(74f) Fabrication of Amine-Reactive Polymer Multilayers On Microwell Cell Culture Arrays: Combining Methods for the Topographic Patterning of Cell Substrates with Approaches to Facile Surface Functionalization

Numerous past studies have established the important and diverse roles that surface chemistry and substrate topography can play, independently, in directing the functions and fates of cells. The development of methods for the fabrication of topographically patterned surfaces that also display well-defined and tunable surface chemistry could (i) play an important role in understanding the combinatorial effects of these two environmental factors and (ii) provide a platform for the design of new materials and cell culture substrates that provide sophisticated control over a variety of cell behaviors.

While many different lithographic approaches can be used to fabricate topographically patterned surfaces, modification of the surface chemistry of the resulting 3-D substrates for use in biological studies remains a challenge. This problem arises from the fact that many polymers (e.g., polyurethanes) used to create 3-D substrates for cell-based studies are relatively inert and therefore limit opportunities for post-fabrication surface modification. Past studies have demonstrated approaches to spatially resolved functionalization of topographically patterned polymer surfaces by (i) physical adsorption of biological or synthetic macromolecules or (ii) the formation of self-assembled monolayers (SAMs) on thin films of metals (e.g. alkanethiols on gold). While these two approaches are useful for defining surface chemistry in several important contexts, the development of more general methods for the immobilization of chemical and biological functionality on a broader range of topographically patterned surfaces and materials could open the door to new biomedical applications and the development of new research tools.

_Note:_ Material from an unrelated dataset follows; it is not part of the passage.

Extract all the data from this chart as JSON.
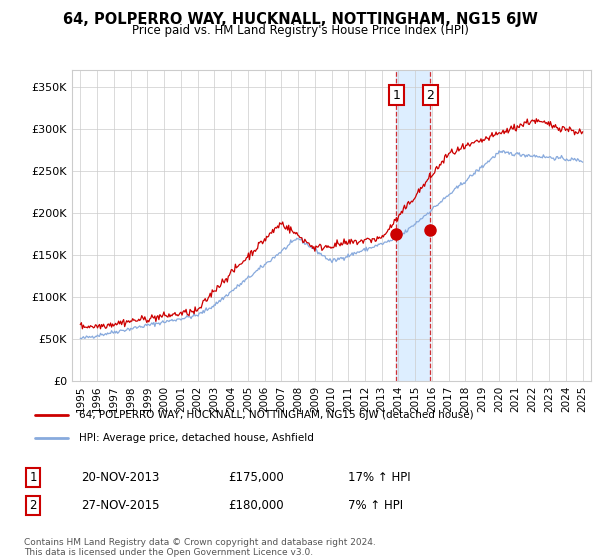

Here, we present a ‘reactive’ layer-by-layer assembly approach to the fabrication of amine-reactive polymer thin films on the surfaces of topographically patterned polyurethane microwell cell culture arrays used previously for 3-D cell culture. Reactive assembly of branched polyethyleneimine (BPEI) and the azlactone-functionalized polymer poly(2-vinyl-4,4-dimethylazlactone) (PVDMA) yielded film-coated microwell arrays that could be chemically functionalized post-fabrication by treatment with different amine-functionalized molecules. Characterization using fluorescence microscopy revealed the presence of a uniform and conformal coating on the topographically patterned surface of the arrays. Additional experiments demonstrated that it was possible to functionalize the films post-fabrication by treatment with amine-functionalized small molecules, and that this approach could be used to modify the surface properties of the arrays and their interactions with cells. For example, treatment of film-coated arrays with the small molecule amine D-glucamine resulted in microwell surfaces that resisted the adhesion and proliferation of mammalian fibroblast cells in vitro. The results of other experiments demonstrated that it was possible to functionalize different structural features of these arrays in a spatially resolved manner to create dual-functionalized substrates (e.g., to create arrays having either (i) azlactone-functionalized wells, with regions between the wells functionalized with glucamine, or (ii) substrates with spatially resolved regions of two different cationic polymers). In particular, spatial control over glucamine functionalization yielded 3-D substrates that could be used to confine and control populations of cells within the wells of these arrays for periods of up to four weeks and support the 3-D culture of cubiodal cell clusters.

This approach to the chemical functionalization of topographically patterned 3-D cell culture microarrays could prove useful for the long-term culture and maintenance of cell types (e.g., stem cells) for which the presentation of specific and chemically well-defined 3-D culture environments is believed to be required to control cell growth, differentiation, and other important behaviors. The results of additional studies demonstrating the patterning of arrays with peptide motifs and the potential of this approach to influence the culture of human plutipotent stem cells will be presented. More generally, this approach to the fabrication of reactive thin films provides methods for the straightforward chemical functionalization of otherwise unreactive topographically patterned substrates that could prove useful in a range of other fundamental and applied contexts.